Hi siekmanski,

glad u asked, I was just about to post this update ...

Here are my current versions of trig routines. There are 2 of them, Taylor Series and LUT.

T.S. - I used a technique from Jean-Michel Muller, from the SSE routine qWord donated, to improve trigS (the sin-T.S. routine.) It gets up to 11 significant digits; or, in reduced precision mode, gets 5-6 digits 9 times faster than FPU.

BTW I've made a SIMD version of that Muller algo (much modified), sped it up somewhat, but it's still awfully slow. Will have something to show one of these days, for now both these 2 routines are clearly superior, in spite of doing only one input at a time.
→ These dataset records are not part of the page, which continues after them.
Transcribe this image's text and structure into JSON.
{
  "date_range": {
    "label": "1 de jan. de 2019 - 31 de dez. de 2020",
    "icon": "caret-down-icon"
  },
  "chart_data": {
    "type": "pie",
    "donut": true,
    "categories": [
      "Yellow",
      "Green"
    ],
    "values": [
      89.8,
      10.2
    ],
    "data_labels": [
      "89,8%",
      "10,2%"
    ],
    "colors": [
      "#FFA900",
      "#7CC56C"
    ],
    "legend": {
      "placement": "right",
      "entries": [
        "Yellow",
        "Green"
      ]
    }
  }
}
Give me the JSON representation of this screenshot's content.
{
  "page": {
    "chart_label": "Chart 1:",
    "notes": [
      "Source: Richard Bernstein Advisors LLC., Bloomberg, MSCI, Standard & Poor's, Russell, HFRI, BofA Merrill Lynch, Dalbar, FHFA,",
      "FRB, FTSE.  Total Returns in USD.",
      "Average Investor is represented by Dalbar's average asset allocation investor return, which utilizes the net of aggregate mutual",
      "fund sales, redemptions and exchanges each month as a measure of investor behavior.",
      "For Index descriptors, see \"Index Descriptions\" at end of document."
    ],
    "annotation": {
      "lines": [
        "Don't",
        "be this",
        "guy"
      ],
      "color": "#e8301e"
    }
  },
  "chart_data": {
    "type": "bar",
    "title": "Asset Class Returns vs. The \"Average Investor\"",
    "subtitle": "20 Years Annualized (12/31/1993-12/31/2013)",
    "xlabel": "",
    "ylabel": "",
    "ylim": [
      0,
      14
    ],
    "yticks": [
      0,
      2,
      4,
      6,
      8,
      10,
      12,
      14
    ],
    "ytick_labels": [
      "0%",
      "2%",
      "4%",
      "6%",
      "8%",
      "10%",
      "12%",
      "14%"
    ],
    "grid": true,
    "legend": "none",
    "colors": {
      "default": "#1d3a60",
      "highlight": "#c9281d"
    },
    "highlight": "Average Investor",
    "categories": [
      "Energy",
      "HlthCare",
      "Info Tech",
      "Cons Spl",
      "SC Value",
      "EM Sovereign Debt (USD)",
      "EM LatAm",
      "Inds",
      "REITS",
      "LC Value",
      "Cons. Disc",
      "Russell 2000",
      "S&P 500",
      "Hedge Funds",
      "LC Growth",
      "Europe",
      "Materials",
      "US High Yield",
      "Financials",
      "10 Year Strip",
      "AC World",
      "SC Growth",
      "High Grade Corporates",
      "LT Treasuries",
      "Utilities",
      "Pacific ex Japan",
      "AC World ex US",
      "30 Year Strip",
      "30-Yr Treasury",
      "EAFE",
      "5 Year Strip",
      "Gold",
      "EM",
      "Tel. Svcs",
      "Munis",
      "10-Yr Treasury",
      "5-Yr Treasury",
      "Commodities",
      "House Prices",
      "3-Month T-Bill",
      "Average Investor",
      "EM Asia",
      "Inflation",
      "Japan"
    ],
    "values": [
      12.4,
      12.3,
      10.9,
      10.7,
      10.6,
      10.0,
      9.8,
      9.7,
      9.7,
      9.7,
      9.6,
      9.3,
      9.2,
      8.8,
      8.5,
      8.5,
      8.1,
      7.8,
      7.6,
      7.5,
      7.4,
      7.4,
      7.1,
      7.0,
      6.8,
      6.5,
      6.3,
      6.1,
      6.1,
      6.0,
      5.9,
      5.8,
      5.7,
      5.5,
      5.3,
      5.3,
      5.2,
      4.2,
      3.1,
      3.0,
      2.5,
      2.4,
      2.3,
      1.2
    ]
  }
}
The previously posted trigC, based on cos T.S., is still pretty good as is, not re-posted here. This one is prob a bit better.
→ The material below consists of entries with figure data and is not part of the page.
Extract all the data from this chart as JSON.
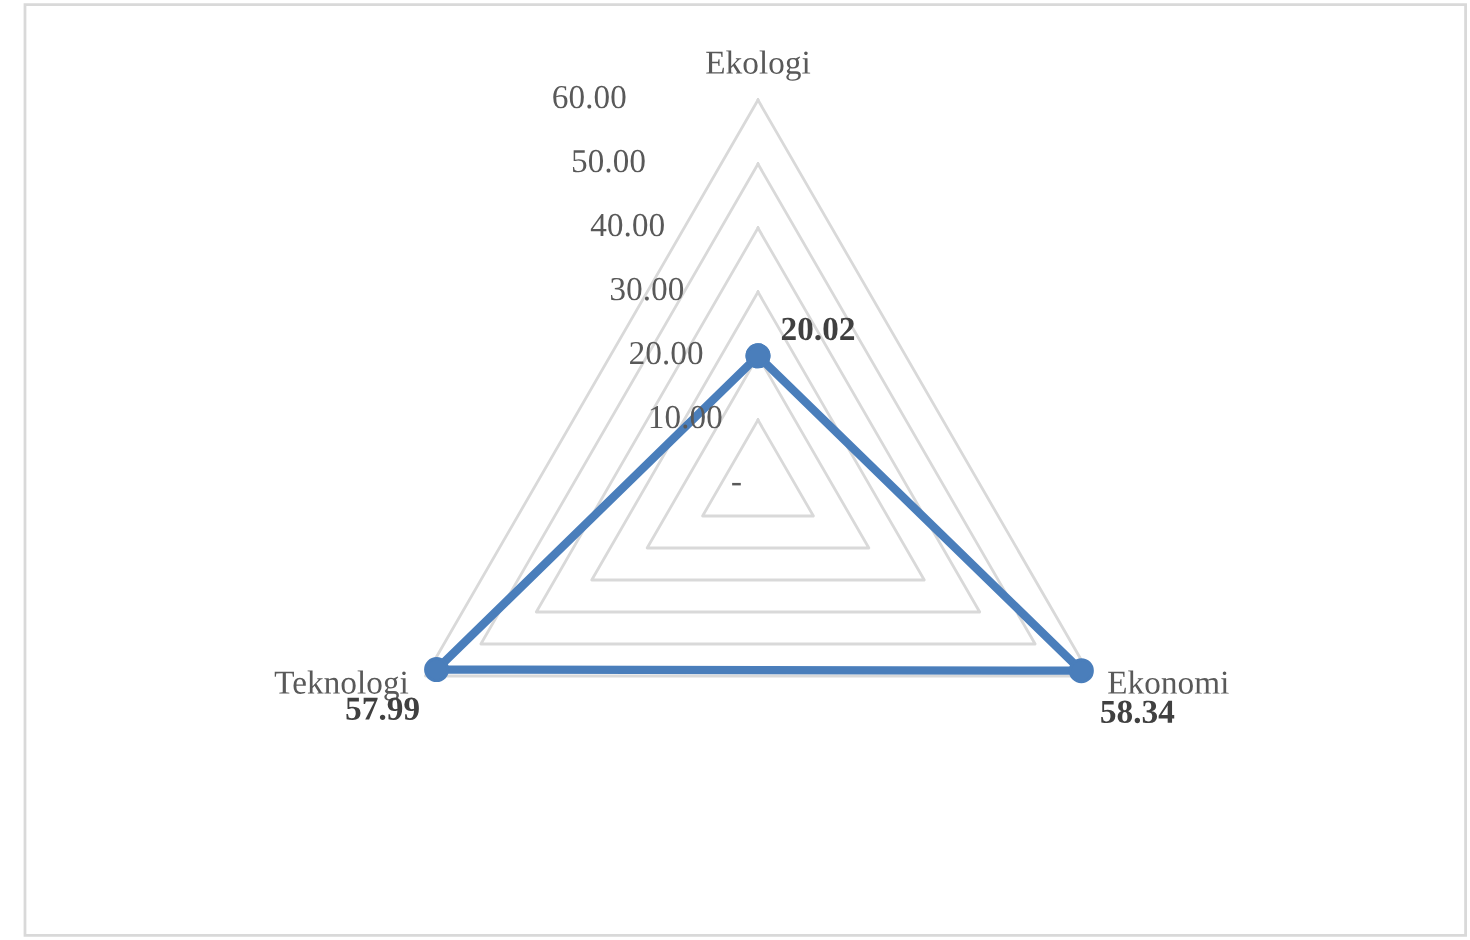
{
  "chart_data": {
    "type": "radar",
    "categories": [
      "Ekologi",
      "Ekonomi",
      "Teknologi"
    ],
    "series": [
      {
        "color": "#4a7ebb",
        "values": [
          20.02,
          58.34,
          57.99
        ]
      }
    ],
    "ylim": [
      0,
      60
    ],
    "yticks": [
      {
        "value": 0,
        "label": "-"
      },
      {
        "value": 10,
        "label": "10.00"
      },
      {
        "value": 20,
        "label": "20.00"
      },
      {
        "value": 30,
        "label": "30.00"
      },
      {
        "value": 40,
        "label": "40.00"
      },
      {
        "value": 50,
        "label": "50.00"
      },
      {
        "value": 60,
        "label": "60.00"
      }
    ],
    "marker": "circle",
    "data_labels": true
  }
}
LUT - siekmanski, your latest version seems as precise as can be done, but I realized why I don't have these problems: I use FPU. Even with real4 data FPU does intermediate calc's to 80 bits so it never loses precision; all the way up to 10^38 gives the same results. So I'm posting my FPU LUT technique, called trigLUT. Using your 16384 entry table, thanks. I suppose it's slower than your lookup routine but for me the extra precision is important. Goes 25 times faster than FPU, not far from 1 nanosecond per number.
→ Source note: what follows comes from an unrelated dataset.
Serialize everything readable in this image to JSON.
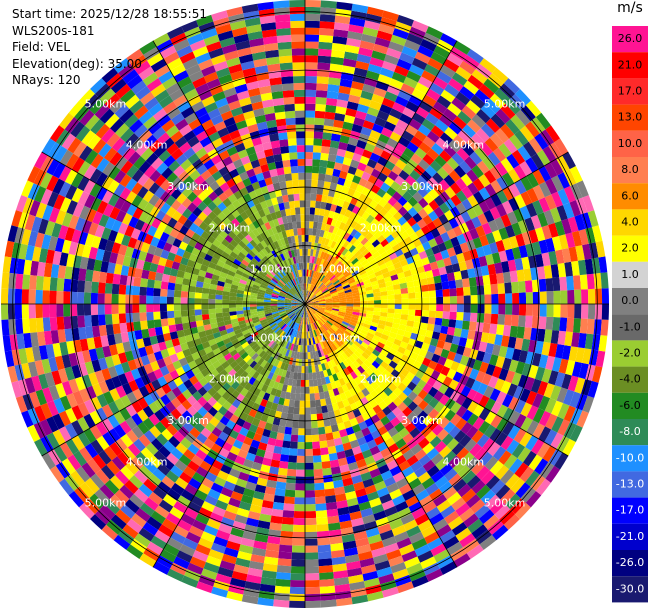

One reason for this thread was to find out "what I'm doing wrong". I always use "truncate down to -infinity" rounding mode, compatible with mathematics int function, but everybody else uses the default "round-to-nearest". Although that's much clumsier (to me) I guess it's just as good and has the advantage of being standard. So probably I should convert to that. However haven't done so yet, so these routines still truncate to -inf. A lot easier to understand, isn't it?

Also I should use the standard timers.asm, but again it's not very comfortable to me so I've still got my own routines here. Sorry ... I believe the numbers are reasonably accurate but their main purpose is just relative comparison

Here is the LUT routine:

`;;*******************************`

trigLUT MACRO sincosflag:=<0> ;; rrr314159 2015/03/30 fpu-based lookup

;;*******************************

fmul twooverpi ;; div by pi/2 to put in 1st quadrant

fld st

fistp qword ptr [esp-8] ;; math-like truncate, down towards -inf

mov eax, dword ptr [esp-8] ;; eax has (lower word of) int quotient x / pi/2

fild qword ptr [esp-8]

fsub ;; now mod 1 (0 to .999999) meaning 0-pi/2

add eax, sincosflag ;; this converts to cos when sincosflag = 1

test eax, 1

jz @F

fld1

fsubrp ;; replace w/ 1-edx for these quadrants

@@:

fmul FLT8(16384.0)

fistp dword ptr [esp-4] ;; get table index

mov edx, dword ptr [esp-4]

fld real4 ptr [sseSinTable+edx*4]

and eax, 2

je @F

fchs ;; was in a negative quadrant

@@:

ENDM

;;*******************************

trigS is longer and messier so please check the zip for that. Here is a typical precision / timing run:

`FPU average nanos per iter 32.600`

=======================================================================

Test Function: trigS ========================================

=======================================================================

********** SIN Using faster version **********

Nanoseconds per Iteration 3.589

Speed ratio FPU/test fn 9.08

Precision

average precision 1.58e-005

worst precision 1.53e-004

********** COS Using faster version **********

Nanoseconds per Iteration 3.584

Speed ratio FPU/test fn 9.1

Precision

average precision 1.57e-005

worst precision 1.48e-004

********** SIN Using higher precision **********

Nanoseconds per Iteration 7.389

Speed ratio FPU/test fn 4.41

Precision

average precision 2.93e-011

worst precision 4.59e-011

********** COS Using higher precision **********

Nanoseconds per Iteration 7.407

Speed ratio FPU/test fn 4.4

Precision

average precision 2.93e-011

worst precision 4.58e-011

=======================================================================

Test Function: trigLUT ========================================

=======================================================================

********** SIN Using higher precision **********

Nanoseconds per Iteration 1.295

Speed ratio FPU/test fn 25.2

Precision

average precision 1.52e-005

worst precision 4.41e-005

********** COS Using higher precision **********

Nanoseconds per Iteration 1.306

Speed ratio FPU/test fn 25

Precision

average precision 1.53e-005

worst precision 4.77e-005

The zip contains

trig32.asm ; the main routines (called 32 because there's also a 64-bit version, BTW)

test_support_macros ; lots of support macros, could stand some cleaning up

trig32.exe

doj32.bat ; "do JWasm 32-bit" compiling batch file, just for reference

[edit] woops, forget to comment out the line "MY_CPU=1" at top of trig32.asm. Just comment that out. Unless you know your own CPU's FPU sin/cos average speed, in which case put it below at "MY_CPU_NANOS". This saves having to recompute it every time you run the prog.